The market-implied 1-standard-deviation range for FVRR extends from approximately $8.65 on the downside to $12.03 on the upside. A FVRR long strangle is the OTM cousin of the straddle: lower up-front cost but the underlying has to travel further past either OTM strike before the position turns profitable at expiration. Current FVRR IV rank near 32.40% is mid-range against its 1-year distribution, so the IV signal is neutral; the strangle thesis on FVRR should anchor more to the directional view and the expected-move geometry. As a Communication Services name, FVRR options can move on sector-level news flow (peer earnings, regulatory updates, industry-specific macro data) in addition to FVRR-specific events.

FVRR strangle positions are structurally neutral / high-volatility (long premium, OTM); the modeled P&L assumes European-style exercise at expiration and ignores early assignment, transaction costs, dividends paid before expiry on the stock leg (when present), and the bid-ask spread on the listed chain. FVRR positions also carry Communication Services sector concentration risk; news flow inside the sector (peer earnings, regulatory shifts, supply-chain headlines) can move FVRR alongside the broader basket even when FVRR-specific fundamentals are unchanged. Always rebuild the position from current FVRR chain quotes before placing a trade.

Frequently asked questions

What is a strangle on FVRR?
A strangle on FVRR is the strangle strategy applied to FVRR (stock). The strategy is structurally neutral / high-volatility (long premium, OTM): A long strangle buys an OTM call and an OTM put at offset strikes, cheaper than a straddle but requiring a larger underlying move to profit since both wings start out-of-the-money. With FVRR stock trading near $10.34, the strikes shown on this page are snapped to the nearest listed FVRR chain strike and the premiums come straight from the end-of-day bid/ask midpoint.
How are FVRR strangle max profit and max loss calculated?
Upside max profit is unbounded; downside max profit is bounded at the put strike minus the combined debit (reached at zero). Max loss equals the combined debit times 100 (reached anywhere between the two OTM strikes). Two breakevens at call-strike plus debit and put-strike minus debit.
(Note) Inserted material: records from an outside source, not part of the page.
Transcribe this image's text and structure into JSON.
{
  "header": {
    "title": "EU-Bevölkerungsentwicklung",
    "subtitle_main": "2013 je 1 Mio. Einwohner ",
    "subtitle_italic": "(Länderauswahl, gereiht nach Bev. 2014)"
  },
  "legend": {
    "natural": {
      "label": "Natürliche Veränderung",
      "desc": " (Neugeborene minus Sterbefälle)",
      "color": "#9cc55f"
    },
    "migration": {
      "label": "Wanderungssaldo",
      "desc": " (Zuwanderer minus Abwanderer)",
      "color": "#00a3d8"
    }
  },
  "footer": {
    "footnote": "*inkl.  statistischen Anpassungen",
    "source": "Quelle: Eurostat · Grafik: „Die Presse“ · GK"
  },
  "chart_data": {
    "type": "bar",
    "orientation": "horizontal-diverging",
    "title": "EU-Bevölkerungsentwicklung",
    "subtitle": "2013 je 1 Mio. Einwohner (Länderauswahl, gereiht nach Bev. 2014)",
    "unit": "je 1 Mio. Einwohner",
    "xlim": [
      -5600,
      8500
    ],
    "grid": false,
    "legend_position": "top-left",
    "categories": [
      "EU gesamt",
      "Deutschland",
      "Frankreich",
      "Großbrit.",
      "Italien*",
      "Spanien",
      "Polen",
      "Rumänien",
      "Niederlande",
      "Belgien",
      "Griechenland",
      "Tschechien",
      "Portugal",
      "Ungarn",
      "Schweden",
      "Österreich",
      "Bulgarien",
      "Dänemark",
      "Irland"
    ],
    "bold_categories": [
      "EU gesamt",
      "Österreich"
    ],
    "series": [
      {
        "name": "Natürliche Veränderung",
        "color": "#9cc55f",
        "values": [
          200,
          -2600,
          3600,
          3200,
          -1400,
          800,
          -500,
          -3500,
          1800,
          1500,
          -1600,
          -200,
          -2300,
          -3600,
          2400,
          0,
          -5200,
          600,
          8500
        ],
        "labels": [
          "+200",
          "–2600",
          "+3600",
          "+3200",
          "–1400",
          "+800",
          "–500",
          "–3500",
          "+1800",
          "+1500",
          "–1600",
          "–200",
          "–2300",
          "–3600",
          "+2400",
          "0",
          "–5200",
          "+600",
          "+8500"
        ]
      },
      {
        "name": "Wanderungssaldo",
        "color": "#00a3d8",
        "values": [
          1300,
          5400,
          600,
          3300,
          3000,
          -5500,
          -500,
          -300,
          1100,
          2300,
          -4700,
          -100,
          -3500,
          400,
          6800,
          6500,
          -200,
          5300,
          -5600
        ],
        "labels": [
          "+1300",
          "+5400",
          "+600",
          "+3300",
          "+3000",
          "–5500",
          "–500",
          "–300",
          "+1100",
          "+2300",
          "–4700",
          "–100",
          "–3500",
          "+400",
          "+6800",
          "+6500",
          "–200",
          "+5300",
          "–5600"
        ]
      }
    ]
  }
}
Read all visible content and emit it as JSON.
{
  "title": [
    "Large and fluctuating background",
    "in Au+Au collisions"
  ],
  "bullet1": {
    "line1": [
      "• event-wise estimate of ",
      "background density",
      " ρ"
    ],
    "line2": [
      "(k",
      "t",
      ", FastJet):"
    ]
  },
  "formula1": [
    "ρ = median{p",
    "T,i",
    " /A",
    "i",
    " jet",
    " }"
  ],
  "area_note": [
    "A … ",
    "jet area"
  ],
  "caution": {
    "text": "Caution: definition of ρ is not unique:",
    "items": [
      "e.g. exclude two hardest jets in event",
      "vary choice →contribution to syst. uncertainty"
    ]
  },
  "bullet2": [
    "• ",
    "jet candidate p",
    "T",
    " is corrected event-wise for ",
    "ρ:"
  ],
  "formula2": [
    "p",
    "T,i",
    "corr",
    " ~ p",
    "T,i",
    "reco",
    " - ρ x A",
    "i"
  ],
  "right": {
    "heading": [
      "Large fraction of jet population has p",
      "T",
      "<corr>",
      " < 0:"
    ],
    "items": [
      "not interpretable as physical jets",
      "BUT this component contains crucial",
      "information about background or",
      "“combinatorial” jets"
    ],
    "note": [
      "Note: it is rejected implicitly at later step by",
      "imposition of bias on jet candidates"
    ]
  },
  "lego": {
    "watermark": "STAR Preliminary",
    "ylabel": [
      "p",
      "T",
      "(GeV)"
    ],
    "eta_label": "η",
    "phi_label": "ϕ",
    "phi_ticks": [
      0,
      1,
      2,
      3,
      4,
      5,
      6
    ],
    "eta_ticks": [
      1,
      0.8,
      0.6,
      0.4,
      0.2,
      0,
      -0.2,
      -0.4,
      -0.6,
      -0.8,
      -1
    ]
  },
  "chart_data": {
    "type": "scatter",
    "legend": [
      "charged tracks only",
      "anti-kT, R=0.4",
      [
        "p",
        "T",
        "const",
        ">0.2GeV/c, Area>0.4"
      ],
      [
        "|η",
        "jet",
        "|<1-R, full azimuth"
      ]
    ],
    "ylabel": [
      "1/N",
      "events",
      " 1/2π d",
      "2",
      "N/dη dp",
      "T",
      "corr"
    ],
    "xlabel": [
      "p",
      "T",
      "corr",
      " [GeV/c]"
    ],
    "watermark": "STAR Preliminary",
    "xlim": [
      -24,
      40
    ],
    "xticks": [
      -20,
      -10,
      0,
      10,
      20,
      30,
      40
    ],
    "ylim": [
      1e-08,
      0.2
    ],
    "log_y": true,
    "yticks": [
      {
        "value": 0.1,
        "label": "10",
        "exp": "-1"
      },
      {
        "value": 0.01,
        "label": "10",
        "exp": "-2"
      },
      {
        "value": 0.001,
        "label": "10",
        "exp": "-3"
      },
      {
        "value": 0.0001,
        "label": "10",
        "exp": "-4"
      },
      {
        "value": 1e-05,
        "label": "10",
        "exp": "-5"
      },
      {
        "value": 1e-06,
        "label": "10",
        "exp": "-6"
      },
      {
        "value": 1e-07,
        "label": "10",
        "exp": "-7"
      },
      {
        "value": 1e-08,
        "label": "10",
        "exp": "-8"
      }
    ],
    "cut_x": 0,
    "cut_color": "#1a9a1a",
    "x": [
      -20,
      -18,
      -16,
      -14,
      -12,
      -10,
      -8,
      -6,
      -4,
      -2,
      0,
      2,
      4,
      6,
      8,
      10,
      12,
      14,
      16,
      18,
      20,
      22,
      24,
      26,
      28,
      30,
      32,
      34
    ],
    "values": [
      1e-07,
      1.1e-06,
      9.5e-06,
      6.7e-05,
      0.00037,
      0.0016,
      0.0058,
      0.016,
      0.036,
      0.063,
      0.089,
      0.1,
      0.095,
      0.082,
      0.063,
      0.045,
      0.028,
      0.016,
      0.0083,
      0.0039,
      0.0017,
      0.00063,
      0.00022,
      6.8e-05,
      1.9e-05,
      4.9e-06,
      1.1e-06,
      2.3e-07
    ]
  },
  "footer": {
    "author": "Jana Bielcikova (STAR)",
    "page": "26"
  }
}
For the FVRR strangle priced from the end-of-day chain at a 30-day expiry (ATM IV 57.10%), the computed maximum profit is unbounded per contract and the computed maximum loss is -$100.00 per contract. Live intraday quotes will differ as the chain moves through the trading session.
What is the breakeven for a FVRR strangle?
The breakeven for the FVRR strangle priced on this page is roughly $9.00 and $12.00 at expiration, derived from end-of-day chain premiums. Breakeven is the underlying price at which the strategy's P&L crosses zero ignoring transaction costs and assignment risk. The current FVRR market-implied 1-standard-deviation expected move is approximately 16.37%; if the move sits well outside the breakeven distance, the structure's risk-reward becomes correspondingly tighter.
When should you consider a strangle on FVRR?
Strangles on FVRR are the cheaper cousin of the straddle - traders use them when they want a large directional move but are willing to give up the inner-strike sensitivity in exchange for a lower up-front debit on the FVRR chain.
How does current FVRR implied volatility affect this strangle?
FVRR ATM IV is at 57.10% with IV rank near 32.40%, which is mid-range against its 1-year history. Strategy selection depends more on directional thesis and expected move than on a strong IV signal.